Gli aspetti positivi si dividono in due categorie, da un lato, la 
pubblicità informa il consumatore, dall'altro è allegra e lo diverte. 
Le critiche sono meno importanti quantitativamente, ma sono 
vissute con più rabbia ed accanimento. Viene riferito che la 
pubblicità fa aumentare il prezzo del prodotto, è noiosa, 
menzognera e, cosa peggiore, condiziona in modo subdolo il 
comportamento sempre degli altri. Le definizioni che le persone 
danno alla pubblicità si riferiscono soprattutto alle funzioni che 
sembra svolgere. La pubblicità è percepita come qualcosa di 
diverso per l'azienda o il consumatore, ma è anche altro. 
La pubblicità attinge e contribuisce a costruire i riti e i miti del 
nostro tempo, il nostro immaginario collettivo: riprende i valori, i 
desideri e i bisogni del pubblico amplificandoli, rendendoli 
spettacolari. Secondo Fabris (1994) la pubblicità propone i miti 
della famiglia, del successo, della sicurezza, della gioventù, della 
naturalità e della sessualità. I valori proposti cambiano seguendo 
o anticipando quelli che sono i nuovi trend (si veda il capitolo 
sull'evoluzione del consumatore). Sulla pubblicità sono stati fatti 
molti studi a carattere sociologico ed antropologico. Il punto di 
vista in questo caso è l'impatto che la pubblicità ha sul sociale. 
L'interesse è sull'ideologia veicolata dalla pubblicità, sulla 
funzione socializzante che svolge. 
La pubblicità può essere definita anche come una forma d'arte, si 
pensi all'uso figure retoriche utilizzate, all'uso dell'immagine, 
della simbologia, all'impiego di grandi attori e registi. Secondo 
Borrelli (1995) la funzione promozionale dei prodotti è uno 
spunto per autonome performance narrative da sottoporre non 
tanto ad un consumatore, ma ad un nuovo tipo di esteta. Borrelli 
compara la pubblicità all'arte figurativa medioevale: entrambe 
hanno un committente ed entrambe un doppio pubblico, quello che 
apprezza il contenuto e quello che apprezza il messaggio creativo. 

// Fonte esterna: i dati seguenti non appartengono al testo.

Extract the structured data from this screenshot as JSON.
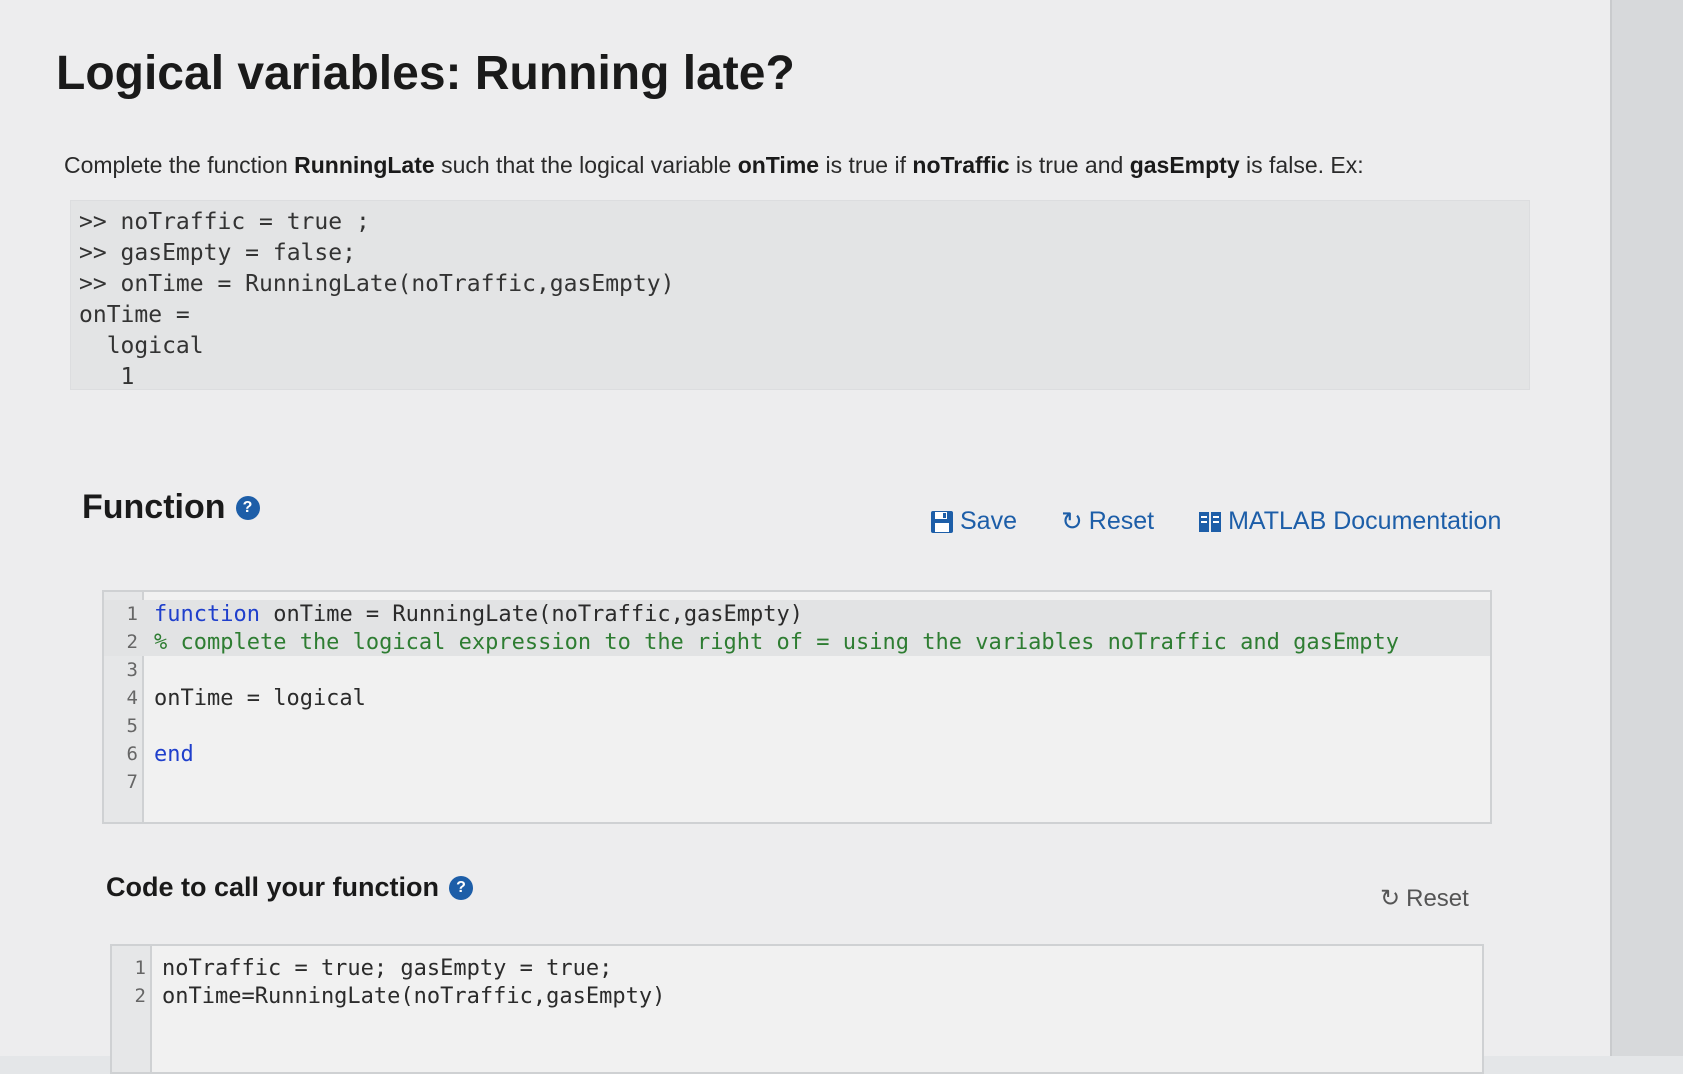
{
  "title": "Logical variables: Running late?",
  "description": {
    "p1": "Complete the function ",
    "b1": "RunningLate",
    "p2": " such that the logical variable ",
    "b2": "onTime",
    "p3": " is true if ",
    "b3": "noTraffic",
    "p4": " is true and ",
    "b4": "gasEmpty",
    "p5": " is false.  Ex:"
  },
  "example_lines": [
    ">> noTraffic = true ;",
    ">> gasEmpty = false;",
    ">> onTime = RunningLate(noTraffic,gasEmpty)",
    "onTime =",
    "  logical",
    "   1"
  ],
  "function_section": {
    "title": "Function",
    "help_icon": "question-circle-icon",
    "toolbar": {
      "save_label": "Save",
      "reset_label": "Reset",
      "docs_label": "MATLAB Documentation"
    },
    "lines": [
      {
        "num": "1",
        "keyword": "function",
        "text": " onTime = RunningLate(noTraffic,gasEmpty)"
      },
      {
        "num": "2",
        "comment": "% complete the logical expression to the right of = using the variables noTraffic and gasEmpty"
      },
      {
        "num": "3",
        "text": ""
      },
      {
        "num": "4",
        "text": "onTime = logical"
      },
      {
        "num": "5",
        "text": ""
      },
      {
        "num": "6",
        "keyword": "end",
        "text": ""
      },
      {
        "num": "7",
        "text": ""
      }
    ]
  },
  "call_section": {
    "title": "Code to call your function",
    "reset_label": "Reset",
    "lines": [
      {
        "num": "1",
        "text": "noTraffic = true; gasEmpty = true;"
      },
      {
        "num": "2",
        "text": "onTime=RunningLate(noTraffic,gasEmpty)"
      }
    ]
  },
  "colors": {
    "link": "#1d5ea8",
    "keyword": "#1f3fcc",
    "comment": "#2e7d32"
  }
}
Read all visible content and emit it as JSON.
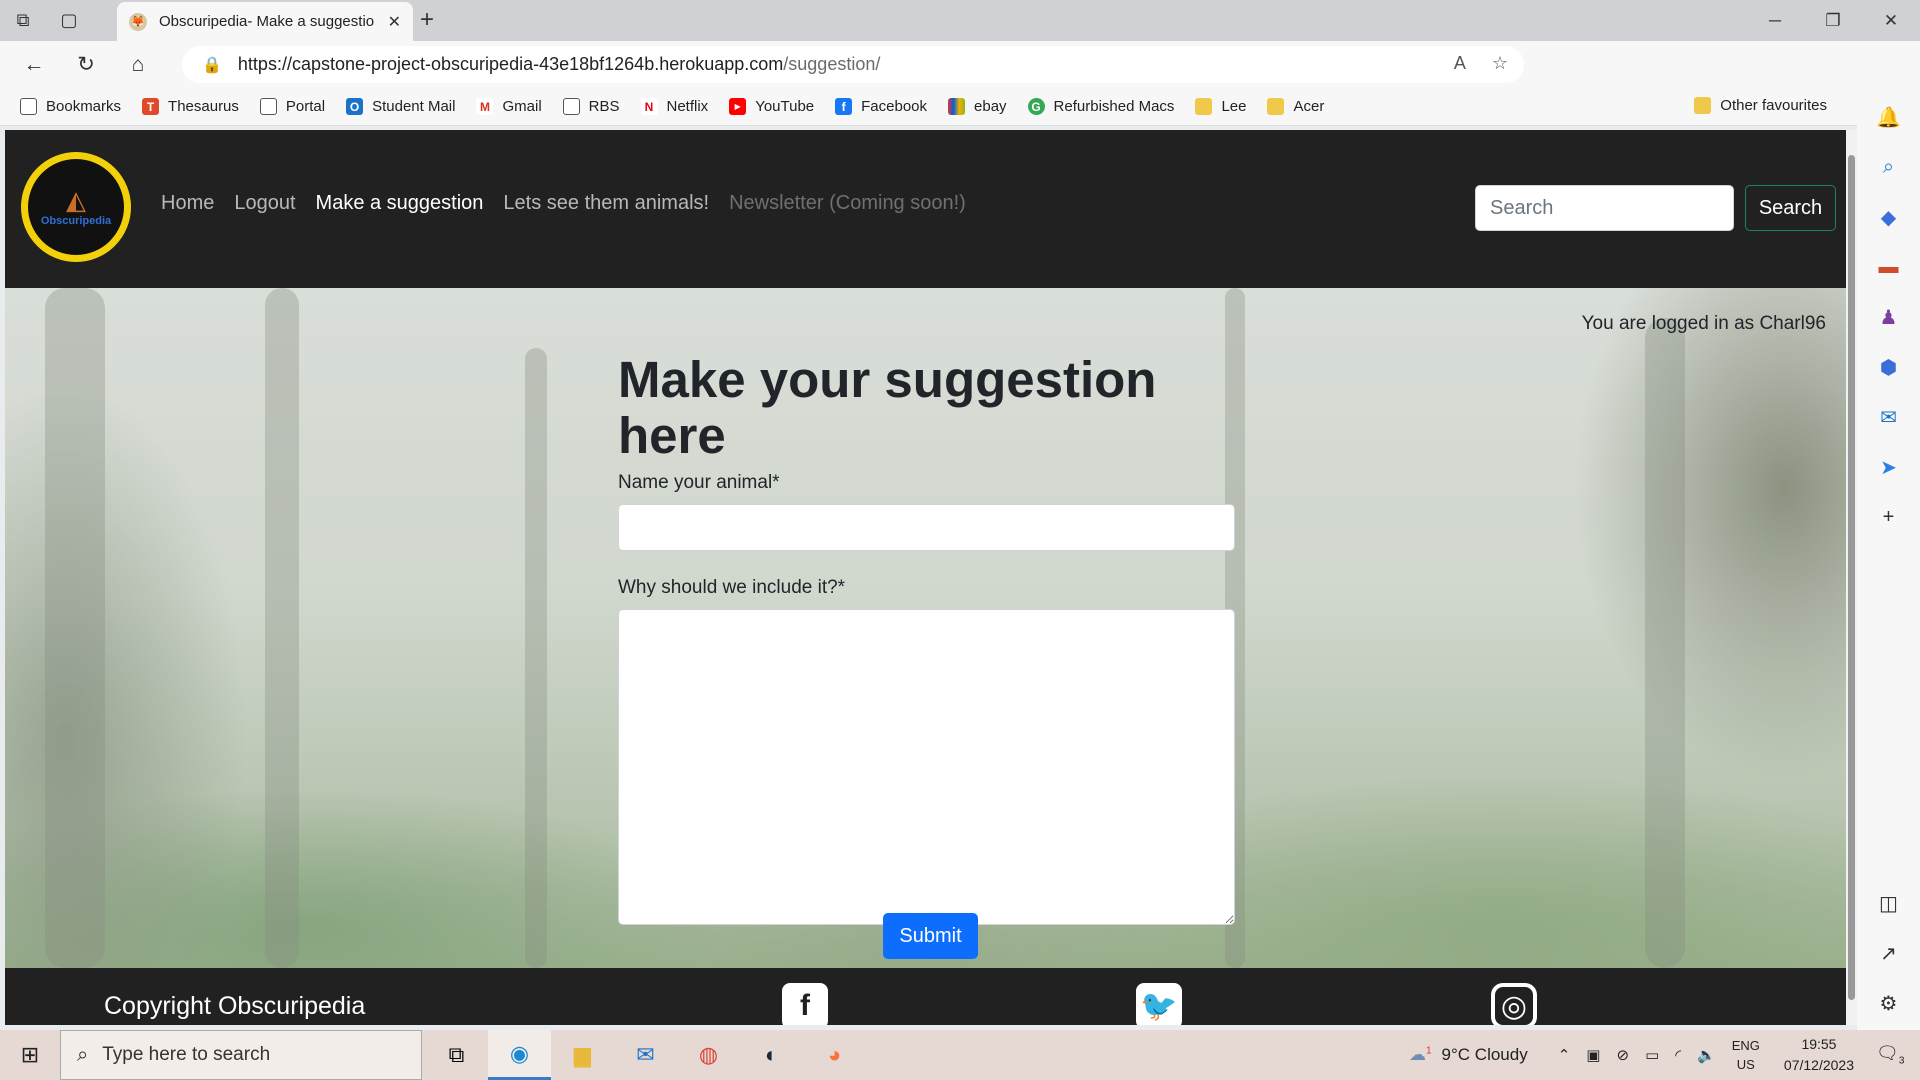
{
  "browser": {
    "tab_title": "Obscuripedia- Make a suggestio",
    "url_host": "https://capstone-project-obscuripedia-43e18bf1264b.herokuapp.com",
    "url_path": "/suggestion/",
    "bookmarks": [
      {
        "label": "Bookmarks",
        "icon": "page-icon",
        "color": "#555555"
      },
      {
        "label": "Thesaurus",
        "icon": "thesaurus-icon",
        "color": "#e04a2a"
      },
      {
        "label": "Portal",
        "icon": "page-icon",
        "color": "#555555"
      },
      {
        "label": "Student Mail",
        "icon": "outlook-icon",
        "color": "#1a73c8"
      },
      {
        "label": "Gmail",
        "icon": "gmail-icon",
        "color": "#d93025"
      },
      {
        "label": "RBS",
        "icon": "page-icon",
        "color": "#555555"
      },
      {
        "label": "Netflix",
        "icon": "netflix-icon",
        "color": "#e50914"
      },
      {
        "label": "YouTube",
        "icon": "youtube-icon",
        "color": "#ff0000"
      },
      {
        "label": "Facebook",
        "icon": "facebook-icon",
        "color": "#1877f2"
      },
      {
        "label": "ebay",
        "icon": "ebay-icon",
        "color": "#e53238"
      },
      {
        "label": "Refurbished Macs",
        "icon": "refurb-icon",
        "color": "#34a853"
      },
      {
        "label": "Lee",
        "icon": "folder-icon",
        "color": "#e8b93b"
      },
      {
        "label": "Acer",
        "icon": "folder-icon",
        "color": "#e8b93b"
      }
    ],
    "other_favourites": "Other favourites"
  },
  "site": {
    "logo_text": "Obscuripedia",
    "nav": {
      "home": "Home",
      "logout": "Logout",
      "suggestion": "Make a suggestion",
      "animals": "Lets see them animals!",
      "newsletter": "Newsletter (Coming soon!)"
    },
    "search_placeholder": "Search",
    "search_button": "Search",
    "logged_in": "You are logged in as Charl96",
    "heading": "Make your suggestion here",
    "name_label": "Name your animal*",
    "name_value": "",
    "reason_label": "Why should we include it?*",
    "reason_value": "",
    "submit": "Submit",
    "copyright": "Copyright Obscuripedia",
    "colors": {
      "navbar": "#212121",
      "accent_yellow": "#f2d10b",
      "submit_blue": "#0d6efd",
      "search_border": "#198754"
    }
  },
  "taskbar": {
    "search_placeholder": "Type here to search",
    "weather": "9°C  Cloudy",
    "weather_badge": "1",
    "lang_top": "ENG",
    "lang_bottom": "US",
    "time": "19:55",
    "date": "07/12/2023",
    "notifications": "3"
  }
}
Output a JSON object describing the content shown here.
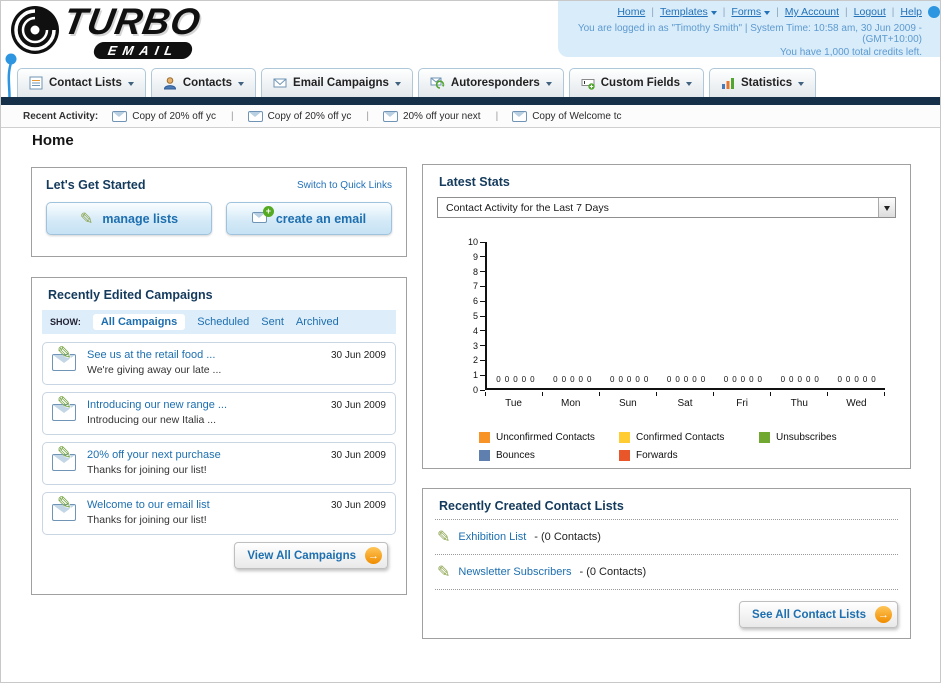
{
  "header": {
    "logo_text": "TURBO",
    "logo_sub": "EMAIL",
    "links": [
      {
        "label": "Home",
        "dropdown": false
      },
      {
        "label": "Templates",
        "dropdown": true
      },
      {
        "label": "Forms",
        "dropdown": true
      },
      {
        "label": "My Account",
        "dropdown": false
      },
      {
        "label": "Logout",
        "dropdown": false
      },
      {
        "label": "Help",
        "dropdown": false
      }
    ],
    "login_info": "You are logged in as \"Timothy Smith\" | System Time: 10:58 am, 30 Jun 2009 - (GMT+10:00)",
    "credits_info": "You have 1,000 total credits left."
  },
  "nav": {
    "tabs": [
      {
        "label": "Contact Lists",
        "icon": "contact-lists-icon"
      },
      {
        "label": "Contacts",
        "icon": "contacts-icon"
      },
      {
        "label": "Email Campaigns",
        "icon": "email-campaigns-icon"
      },
      {
        "label": "Autoresponders",
        "icon": "autoresponders-icon"
      },
      {
        "label": "Custom Fields",
        "icon": "custom-fields-icon"
      },
      {
        "label": "Statistics",
        "icon": "statistics-icon"
      }
    ]
  },
  "recent_activity": {
    "label": "Recent Activity:",
    "items": [
      "Copy of 20% off yc",
      "Copy of 20% off yc",
      "20% off your next",
      "Copy of Welcome tc"
    ]
  },
  "page": {
    "title": "Home"
  },
  "get_started": {
    "title": "Let's Get Started",
    "switch_link": "Switch to Quick Links",
    "manage_lists_label": "manage lists",
    "create_email_label": "create an email"
  },
  "campaigns": {
    "title": "Recently Edited Campaigns",
    "show_label": "SHOW:",
    "filters": [
      "All Campaigns",
      "Scheduled",
      "Sent",
      "Archived"
    ],
    "items": [
      {
        "title": "See us at the retail food ...",
        "subtitle": "We're giving away our late ...",
        "date": "30 Jun 2009"
      },
      {
        "title": "Introducing our new range ...",
        "subtitle": "Introducing our new Italia ...",
        "date": "30 Jun 2009"
      },
      {
        "title": "20% off your next purchase",
        "subtitle": "Thanks for joining our list!",
        "date": "30 Jun 2009"
      },
      {
        "title": "Welcome to our email list",
        "subtitle": "Thanks for joining our list!",
        "date": "30 Jun 2009"
      }
    ],
    "view_all_label": "View All Campaigns"
  },
  "stats": {
    "title": "Latest Stats",
    "selected_option": "Contact Activity for the Last 7 Days"
  },
  "chart_data": {
    "type": "bar",
    "title": "Contact Activity for the Last 7 Days",
    "categories": [
      "Tue",
      "Mon",
      "Sun",
      "Sat",
      "Fri",
      "Thu",
      "Wed"
    ],
    "series": [
      {
        "name": "Unconfirmed Contacts",
        "color": "#f79327",
        "values": [
          0,
          0,
          0,
          0,
          0,
          0,
          0
        ]
      },
      {
        "name": "Confirmed Contacts",
        "color": "#ffcc33",
        "values": [
          0,
          0,
          0,
          0,
          0,
          0,
          0
        ]
      },
      {
        "name": "Unsubscribes",
        "color": "#71a832",
        "values": [
          0,
          0,
          0,
          0,
          0,
          0,
          0
        ]
      },
      {
        "name": "Bounces",
        "color": "#5f7fae",
        "values": [
          0,
          0,
          0,
          0,
          0,
          0,
          0
        ]
      },
      {
        "name": "Forwards",
        "color": "#e8562a",
        "values": [
          0,
          0,
          0,
          0,
          0,
          0,
          0
        ]
      }
    ],
    "ylim": [
      0,
      10
    ],
    "ystep": 1,
    "grid": false,
    "legend_position": "bottom",
    "show_value_labels": true
  },
  "contact_lists": {
    "title": "Recently Created Contact Lists",
    "items": [
      {
        "name": "Exhibition List",
        "count": "- (0 Contacts)"
      },
      {
        "name": "Newsletter Subscribers",
        "count": "- (0 Contacts)"
      }
    ],
    "see_all_label": "See All Contact Lists"
  },
  "colors": {
    "accent_orange": "#f08c00",
    "link_blue": "#1d6fb0",
    "nav_bar_dark": "#16304a",
    "header_info_bg": "#d9ecfa"
  }
}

Che la pubblicità sia un'importante espressione artistica del nostro 
tempo, è dimostrato dal fatto che negli ultimi anni si sono 
moltiplicati i festival nazionali ed internazionali che premiano le 
migliori campagne pubblicitarie. Secondo alcuni autori (Roman, 
Maas 1992, Borrelli,1995), la nascita di festival sempre nuovi è 
indice che la pubblicità parla sempre di più di se stessa con se 
stessa, allontanandosi dal consumatore. La manifestazione più 
famosa è quella che si svolge annualmente a Cannes. Vorrei 
ricordare che nel 1996 ha vinto il festival la pubblicità del Rholo, 
uno spot divertente su una caramella. Lo stesso spot ha vinto 
anche il 4° Concorso Internazionale di regia pubblicitaria, svolto 
a Torino. 
Concludendo, si può dire che la pubblicità è una forma di 
comunicazione onerosa, su canali di massa, utilizzata da una 
organizzazione come mezzo per raggiungere un obiettivo a breve 
o a medio-lungo termine, al fine di. massimizzare il profitto; in 
questa comunicazione è sempre specificata l'organizzazione e\o il 
prodotto o servizio che viene promosso. Può essere anche definita 
come una comunicazione sui generis, con le sue regole e con 
obiettivi espliciti, con un format particolare a seconda del mezzo 
attraverso cui è veicolata: i linguaggi, il suo modulo narrativo 
sono perfettamente riconoscibili. Per il consumatore è qualcosa 
che informa, diverte, annoia ed inganna. E' un'espressione sociale 
avvicinabile ad una forma di espressione artistica.